Purpose : Photoreceptor death induces remodeling of bipolar cell (BC) dendrites. This remodeling is accompanied by changes in gene expression, but the gene networks that are involved in this rewiring are poorly understood. Furthermore, gene therapies are being developed to halt and rescue photoreceptors from degeneration. The halting of photoreceptor death at different timepoints in the degeneration process is likely to have distinct consequences on the morphologies and gene expression patterns of postsynaptic BCs. The purpose of this study was to examine how progressive photoreceptor degeneration impacts the transcriptomes of BCs and how these transcriptomes are altered by the genetic rescue of rods from degeneration.

Methods : Mice with a floxed neomycin cassette inserted into the Cngb1 locus (Cngb1^neo/neo) were crossed with UBC-cre and Grm6-GFP mice to create a triple transgenic line. These mice express green fluorescent protein (GFP) in BCs and exhibit a slow form of rod degeneration (all rods are lost ~6 months). Also, this line allows for genetic rescue of rods by tamoxifen-induced cre-recombination that triggers the expression of Cngb1 from the endogenous locus. Littermates heterozygous for the neomycin cassette were used as controls. At designated ages, mice were sacrificed, retinas dissociated using papain, and FACS sorted into GFP+ and GFP- cell populations, which yielded relatively pure populations of sorted BCs for RNA extraction and transcriptomic analysis.

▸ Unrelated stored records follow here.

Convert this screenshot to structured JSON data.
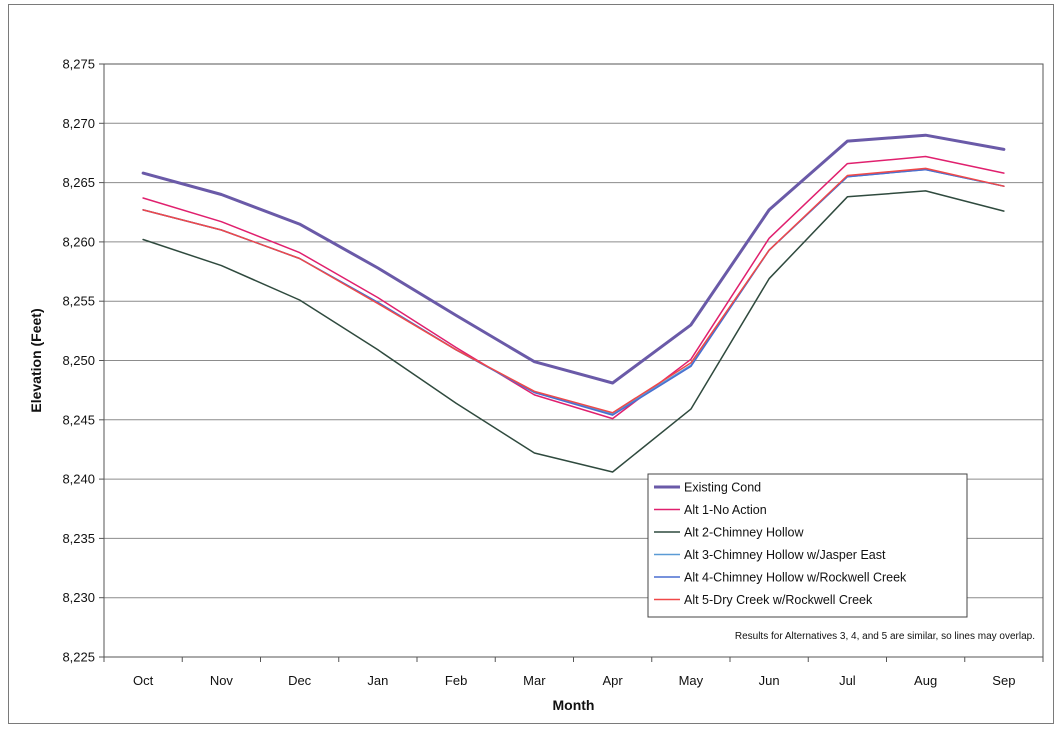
{
  "chart_data": {
    "type": "line",
    "xlabel": "Month",
    "ylabel": "Elevation (Feet)",
    "categories": [
      "Oct",
      "Nov",
      "Dec",
      "Jan",
      "Feb",
      "Mar",
      "Apr",
      "May",
      "Jun",
      "Jul",
      "Aug",
      "Sep"
    ],
    "ylim": [
      8225,
      8275
    ],
    "yticks": [
      8225,
      8230,
      8235,
      8240,
      8245,
      8250,
      8255,
      8260,
      8265,
      8270,
      8275
    ],
    "ytick_labels": [
      "8,225",
      "8,230",
      "8,235",
      "8,240",
      "8,245",
      "8,250",
      "8,255",
      "8,260",
      "8,265",
      "8,270",
      "8,275"
    ],
    "grid": "horizontal",
    "legend_position": "bottom-right",
    "series": [
      {
        "name": "Existing Cond",
        "color": "#6a5aa8",
        "width": 3,
        "values": [
          8265.8,
          8264.0,
          8261.5,
          8257.8,
          8253.8,
          8249.9,
          8248.1,
          8253.0,
          8262.7,
          8268.5,
          8269.0,
          8267.8
        ]
      },
      {
        "name": "Alt 1-No Action",
        "color": "#e0206e",
        "width": 1.5,
        "values": [
          8263.7,
          8261.7,
          8259.1,
          8255.3,
          8251.1,
          8247.1,
          8245.1,
          8250.1,
          8260.3,
          8266.6,
          8267.2,
          8265.8
        ]
      },
      {
        "name": "Alt 2-Chimney Hollow",
        "color": "#2f4a3e",
        "width": 1.5,
        "values": [
          8260.2,
          8258.0,
          8255.1,
          8250.9,
          8246.4,
          8242.2,
          8240.6,
          8245.9,
          8256.9,
          8263.8,
          8264.3,
          8262.6
        ]
      },
      {
        "name": "Alt 3-Chimney Hollow w/Jasper East",
        "color": "#5b9bd5",
        "width": 1.5,
        "values": [
          8262.7,
          8261.0,
          8258.6,
          8254.9,
          8250.9,
          8247.3,
          8245.5,
          8249.6,
          8259.3,
          8265.5,
          8266.1,
          8264.7
        ]
      },
      {
        "name": "Alt 4-Chimney Hollow w/Rockwell Creek",
        "color": "#4a6fd0",
        "width": 1.5,
        "values": [
          8262.7,
          8261.0,
          8258.6,
          8254.9,
          8250.9,
          8247.3,
          8245.4,
          8249.5,
          8259.3,
          8265.5,
          8266.1,
          8264.7
        ]
      },
      {
        "name": "Alt 5-Dry Creek w/Rockwell Creek",
        "color": "#f04848",
        "width": 1.5,
        "values": [
          8262.7,
          8261.0,
          8258.6,
          8254.8,
          8250.9,
          8247.4,
          8245.6,
          8249.8,
          8259.3,
          8265.6,
          8266.2,
          8264.7
        ]
      }
    ],
    "annotations": [
      "Results for Alternatives 3, 4, and 5 are similar, so lines may overlap."
    ]
  }
}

Results : We found significant BC gene expression differences between groups that depended on the amount of rod degeneration and the time-point of rod rescue: WT vs degenerating (P30, P90, P210), untreated vs treated, and early treatment (Tx at P30) vs late treatment (Tx at P90). There were fewer differentially expressed genes between late-stage degenerating bipolar cells (P90 untreated) and late treated bipolar cells (Tx at P90, sac at P150), indicating that late therapy is not fully reversing pathology.

Conclusions : These results identify gene networks in postsynaptic BCs that respond to rod degeneration and death. These results also point toward the development of novel therapies to ameliorate blinding conditions and increase the effectiveness of vision restoration.

This is a 2021 ARVO Annual Meeting abstract.